3D printing is the future for businesses


The 3D printing market is bursting with value. At a market share of $51.77 billion, this tech derived from the processes of additive manufacturing is experiencing a heyday, and for good reason. 3D printing has a lot to offer the efficiency and sustainability of modern business.

Yet even with the burgeoning success of this technology, many may find it hard to imagine all the uses of additive manufacturing across industries. From streamlining product design to the integration of non-traditional materials, 3D printing has the potential not just to cut costs and enhance efficiency but to save human lives.

The future of business success may just be dependent on 3D printing tech. Here’s what you should know.

3D Printing in Modern Business

3D printing has been a transformational technology of the modern era, used to build better products with a wide range of materials. It is a manufacturing process defined by its use of digital 3D models made real by overlaying materials bit-by-bit through additive construction. For such a simple concept, the possibilities enabled by 3D printing technology are widespread.

In manufacturing, healthcare, and technology, 3D printing has already been applied to build better devices for a swath of needs. From aerospace parts to human organs, these innovations are transforming outcomes across industries.

Here are a few real-world examples.

In Manufacturing

3D printing is taking off, and it could be taking you with it. The new Boeing 777X, for example, uses two GE9X engines, each of which incorporates over 300 3D printed parts. Because additive manufacturing allows for the more efficient composition of parts in one smooth process, these engines are lighter and more fuel-efficient than anything previously possible. By applying 3D printing to their manufacturing process, Boeing was able to reduce costs by 10% while lowering fuel consumption of the 777X by 12%.

In Healthcare

3D printing is also one of the new powerful technologies shaping the future of healthcare. The implications of this tech have been demonstrated in the recent developments out of Tel Aviv University, where a team of scientists successfully printed a 3D replica human heart using the patient’s own biological materials. 3D printing means patient cells can be used to construct new organs, making for safer transplantations. As this tech continues to develop, we’ll see massive strides in organ replacement without the need for expensive long-term care in an attempt to mitigate bodily rejection.

In Tech

The technological implications of 3D printing are being discovered all the time. Because of the nature of additive manufacturing, materials and alloys that could never exist in nature are being designed and implemented into smart components. For example, Lawrence Livermore National Laboratory’s Additive Manufacturing Initiative created materials through 3D printing that shrink rather than expand when heated. The result can mean products like dental fillings that resist cracking with the potential for innumerable future innovations.

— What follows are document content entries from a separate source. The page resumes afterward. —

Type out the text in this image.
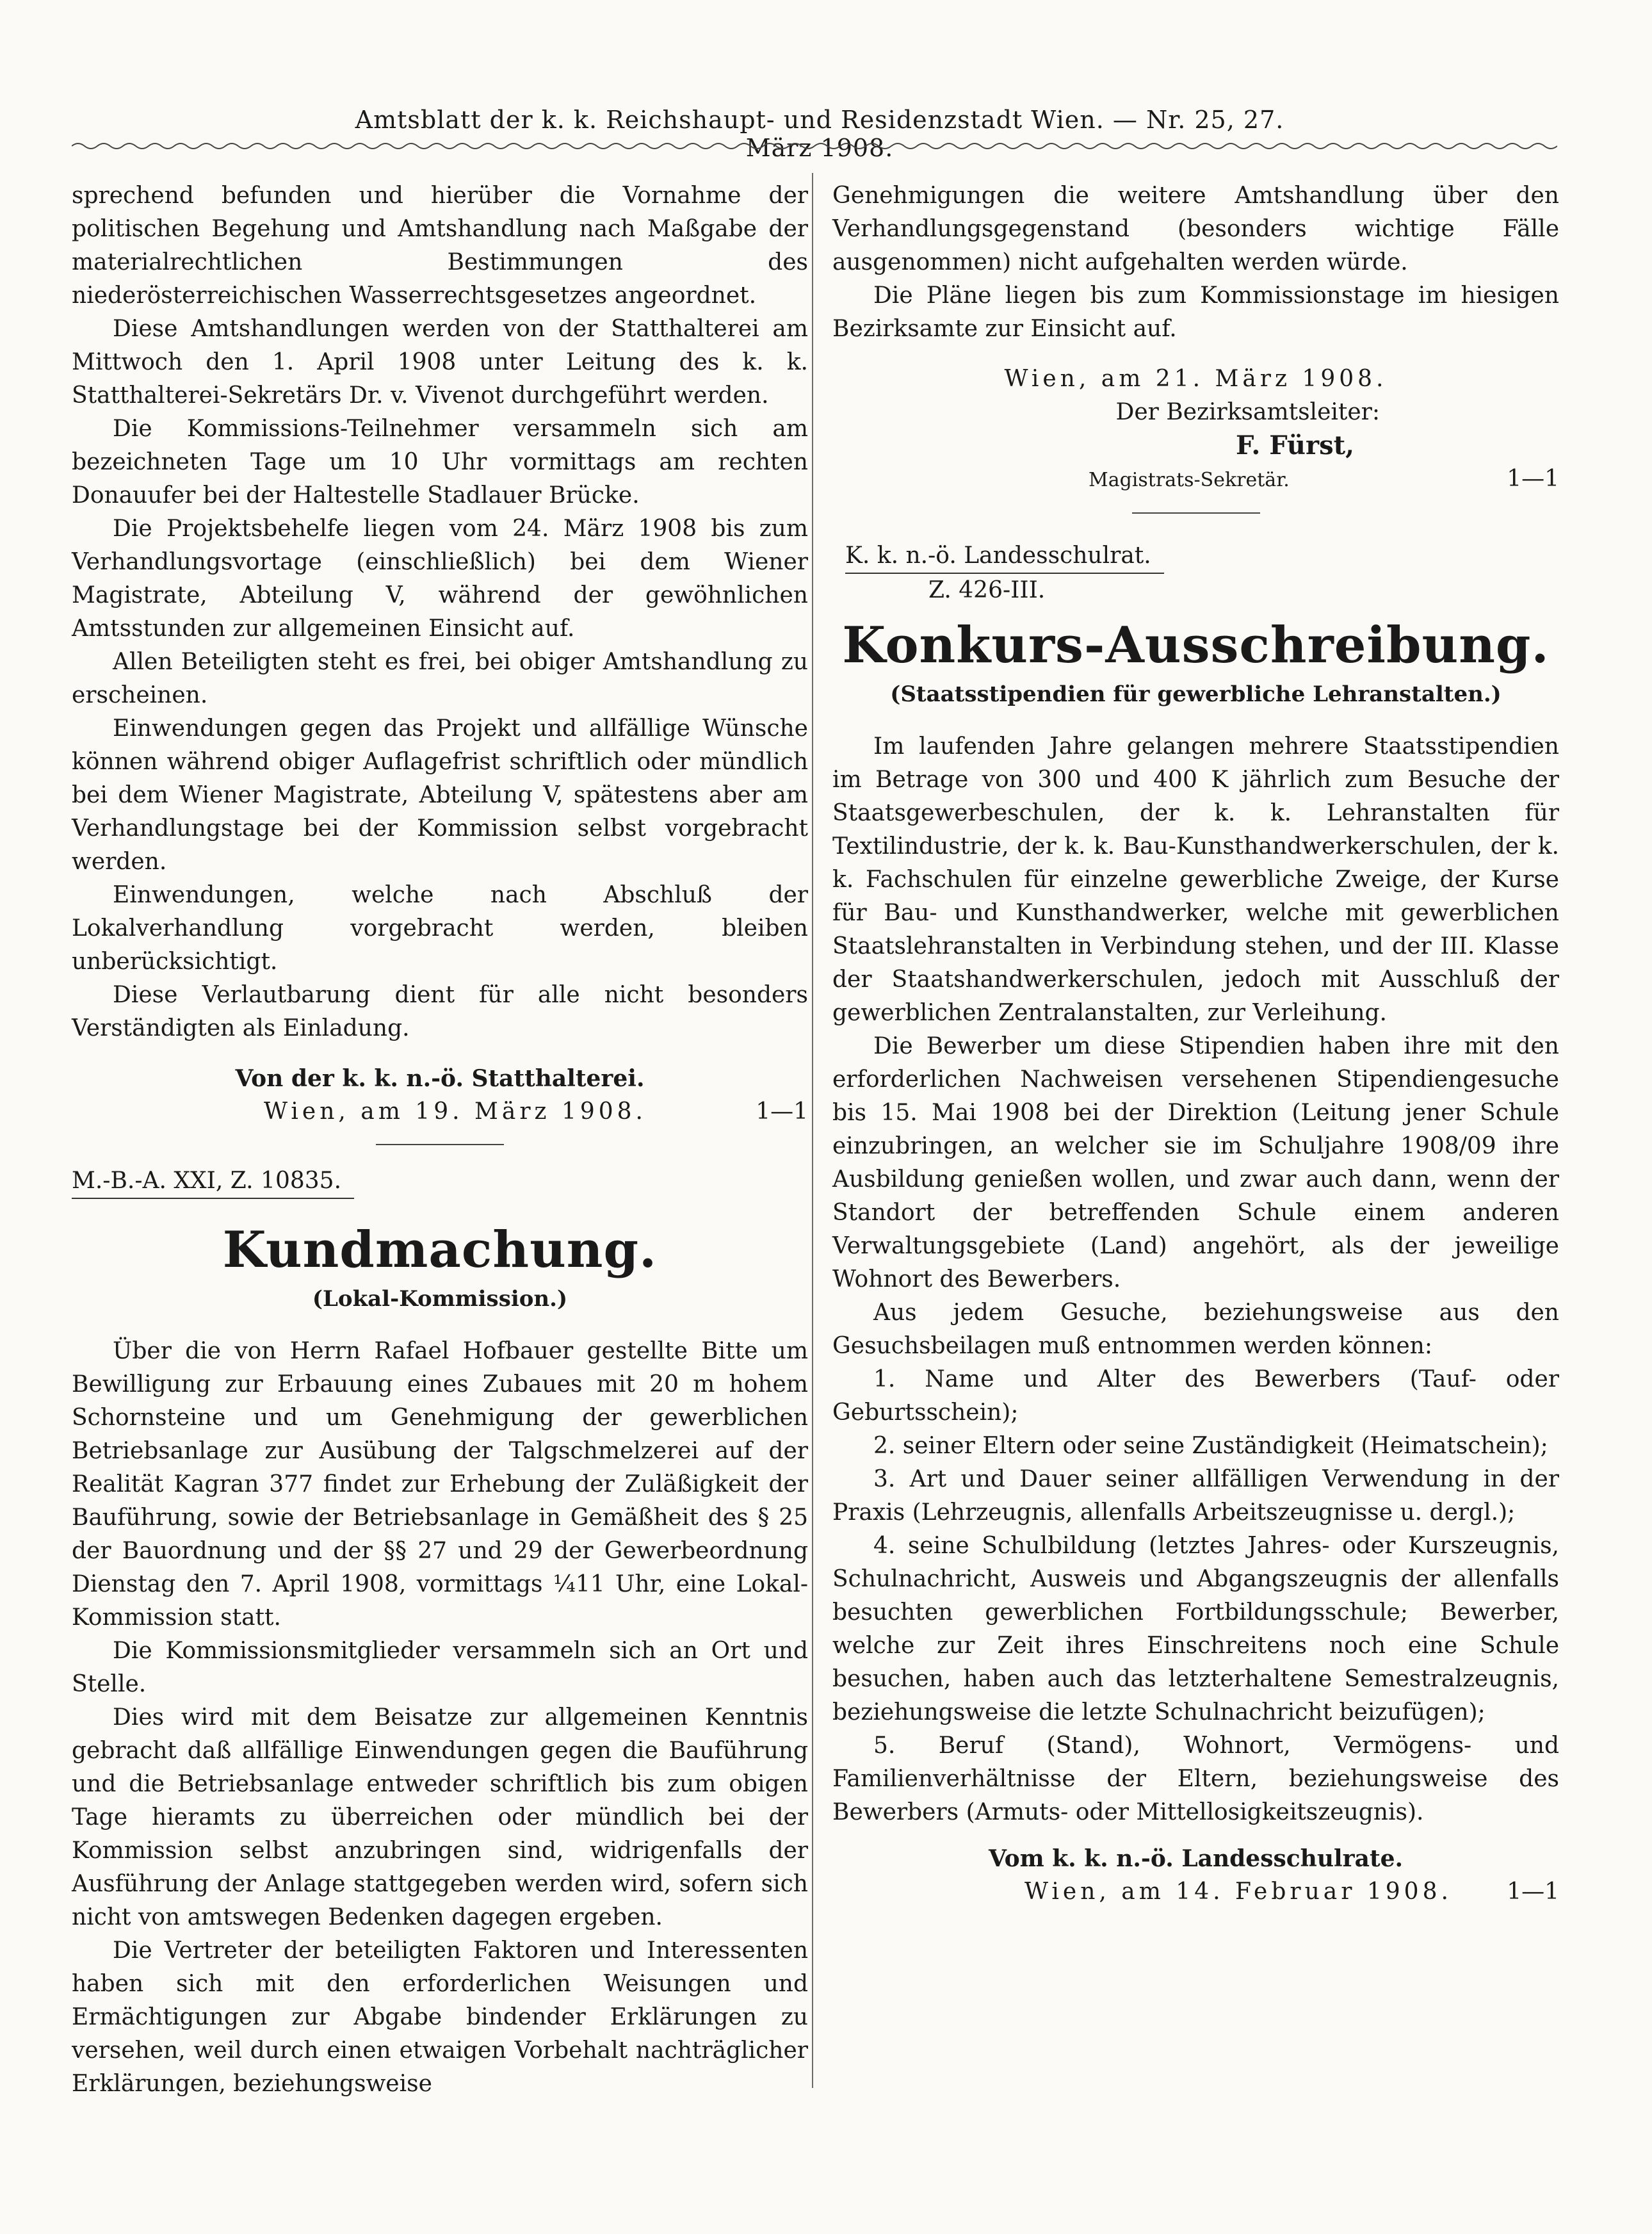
Amtsblatt der k. k. Reichshaupt- und Residenzstadt Wien. — Nr. 25, 27. März 1908.

sprechend befunden und hierüber die Vornahme der politischen Begehung und Amtshandlung nach Maßgabe der materialrechtlichen Bestimmungen des niederösterreichischen Wasserrechtsgesetzes angeordnet.

Diese Amtshandlungen werden von der Statthalterei am Mittwoch den 1. April 1908 unter Leitung des k. k. Statthalterei-Sekretärs Dr. v. Vivenot durchgeführt werden.

Die Kommissions-Teilnehmer versammeln sich am bezeichneten Tage um 10 Uhr vormittags am rechten Donauufer bei der Haltestelle Stadlauer Brücke.

Die Projektsbehelfe liegen vom 24. März 1908 bis zum Verhandlungsvortage (einschließlich) bei dem Wiener Magistrate, Abteilung V, während der gewöhnlichen Amtsstunden zur allgemeinen Einsicht auf.

Allen Beteiligten steht es frei, bei obiger Amtshandlung zu erscheinen.

Einwendungen gegen das Projekt und allfällige Wünsche können während obiger Auflagefrist schriftlich oder mündlich bei dem Wiener Magistrate, Abteilung V, spätestens aber am Verhandlungstage bei der Kommission selbst vorgebracht werden.

Einwendungen, welche nach Abschluß der Lokalverhandlung vorgebracht werden, bleiben unberücksichtigt.

Diese Verlautbarung dient für alle nicht besonders Verständigten als Einladung.

Von der k. k. n.-ö. Statthalterei.

Wien, am 19. März 1908.	1—1
M.-B.-A. XXI, Z. 10835.
Kundmachung.

(Lokal-Kommission.)

Über die von Herrn Rafael Hofbauer gestellte Bitte um Bewilligung zur Erbauung eines Zubaues mit 20 m hohem Schornsteine und um Genehmigung der gewerblichen Betriebsanlage zur Ausübung der Talgschmelzerei auf der Realität Kagran 377 findet zur Erhebung der Zuläßigkeit der Bauführung, sowie der Betriebsanlage in Gemäßheit des § 25 der Bauordnung und der §§ 27 und 29 der Gewerbeordnung Dienstag den 7. April 1908, vormittags ¼11 Uhr, eine Lokal-Kommission statt.

Die Kommissionsmitglieder versammeln sich an Ort und Stelle.

Dies wird mit dem Beisatze zur allgemeinen Kenntnis gebracht daß allfällige Einwendungen gegen die Bauführung und die Betriebsanlage entweder schriftlich bis zum obigen Tage hieramts zu überreichen oder mündlich bei der Kommission selbst anzubringen sind, widrigenfalls der Ausführung der Anlage stattgegeben werden wird, sofern sich nicht von amtswegen Bedenken dagegen ergeben.

Die Vertreter der beteiligten Faktoren und Interessenten haben sich mit den erforderlichen Weisungen und Ermächtigungen zur Abgabe bindender Erklärungen zu versehen, weil durch einen etwaigen Vorbehalt nachträglicher Erklärungen, beziehungsweise

Genehmigungen die weitere Amtshandlung über den Verhandlungsgegenstand (besonders wichtige Fälle ausgenommen) nicht aufgehalten werden würde.

Die Pläne liegen bis zum Kommissionstage im hiesigen Bezirksamte zur Einsicht auf.

Wien, am 21. März 1908.

Der Bezirksamtsleiter:

F. Fürst,

Magistrats-Sekretär.	1—1
K. k. n.-ö. Landesschulrat.

Z. 426-III.

Konkurs-Ausschreibung.

(Staatsstipendien für gewerbliche Lehranstalten.)

Im laufenden Jahre gelangen mehrere Staatsstipendien im Betrage von 300 und 400 K jährlich zum Besuche der Staatsgewerbeschulen, der k. k. Lehranstalten für Textilindustrie, der k. k. Bau-Kunsthandwerkerschulen, der k. k. Fachschulen für einzelne gewerbliche Zweige, der Kurse für Bau- und Kunsthandwerker, welche mit gewerblichen Staatslehranstalten in Verbindung stehen, und der III. Klasse der Staatshandwerkerschulen, jedoch mit Ausschluß der gewerblichen Zentralanstalten, zur Verleihung.

Die Bewerber um diese Stipendien haben ihre mit den erforderlichen Nachweisen versehenen Stipendiengesuche bis 15. Mai 1908 bei der Direktion (Leitung jener Schule einzubringen, an welcher sie im Schuljahre 1908/09 ihre Ausbildung genießen wollen, und zwar auch dann, wenn der Standort der betreffenden Schule einem anderen Verwaltungsgebiete (Land) angehört, als der jeweilige Wohnort des Bewerbers.

Aus jedem Gesuche, beziehungsweise aus den Gesuchsbeilagen muß entnommen werden können:

1. Name und Alter des Bewerbers (Tauf- oder Geburtsschein);

2. seiner Eltern oder seine Zuständigkeit (Heimatschein);

3. Art und Dauer seiner allfälligen Verwendung in der Praxis (Lehrzeugnis, allenfalls Arbeitszeugnisse u. dergl.);

4. seine Schulbildung (letztes Jahres- oder Kurszeugnis, Schulnachricht, Ausweis und Abgangszeugnis der allenfalls besuchten gewerblichen Fortbildungsschule; Bewerber, welche zur Zeit ihres Einschreitens noch eine Schule besuchen, haben auch das letzterhaltene Semestralzeugnis, beziehungsweise die letzte Schulnachricht beizufügen);

5. Beruf (Stand), Wohnort, Vermögens- und Familienverhältnisse der Eltern, beziehungsweise des Bewerbers (Armuts- oder Mittellosigkeitszeugnis).

Vom k. k. n.-ö. Landesschulrate.

Wien, am 14. Februar 1908. 1—1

With applications like these for 3D printing in modern business, the sky’s the limit on what is now possible. But are the benefits really worth the investment in this tech?

What 3D Printing Tech Offers Efficiency and Sustainability

Like two sides of the same coin, efficiency and sustainability are both products of effective additive manufacturing processes. This technology is already bringing about cost savings through streamlined part manufacturing, energy efficiency, and material quality. As we move into 2021 and beyond, these benefits will only grow, making for a faster, cleaner future.

The innovations in the Boeing 777X construction alone have proven that travel can be both faster and cheaper through additive manufacturing. With parts up to 50% lighter, emissions of this airplane are falling to 29% below the CAEP/8 limits for engines. As this tech continues to improve, the impact of greenhouse gasses on the environment can be significantly reduced, leading to a sustainable future for everyone.

And the best part is that 3D manufacturing does not have to come at an economic impact. In fact, the reduction in waste and materials that comes with additive manufacturing is a saving in its own right. Add to this the importance of environmental awareness when considering consumers, and you have a recipe for economic success atop efficiency and sustainability. With as many as 87% of Americans willing to purchase from a company that advocates for causes they care about, integrating sustainable additive manufacturing can be a marketing boost.

The Future of 3D Printing in Business

As additive manufacturing continues to redefine the future of production as a whole, businesses can look now to the benefits this technology offers to efficiency and sustainability. From airplane engines to human hearts, 3D printing is a game-changer for a healthy and environmentally-friendly industry the world over.

While it is impossible to gauge the scale at which this tech will take over production, continued innovation of 3D printers will certainly have profound implications on a wide range of markets. Business leaders looking to produce an edge over their competitors would do well to explore the implications of integrating this technology today. In the future, everyone might just be using it.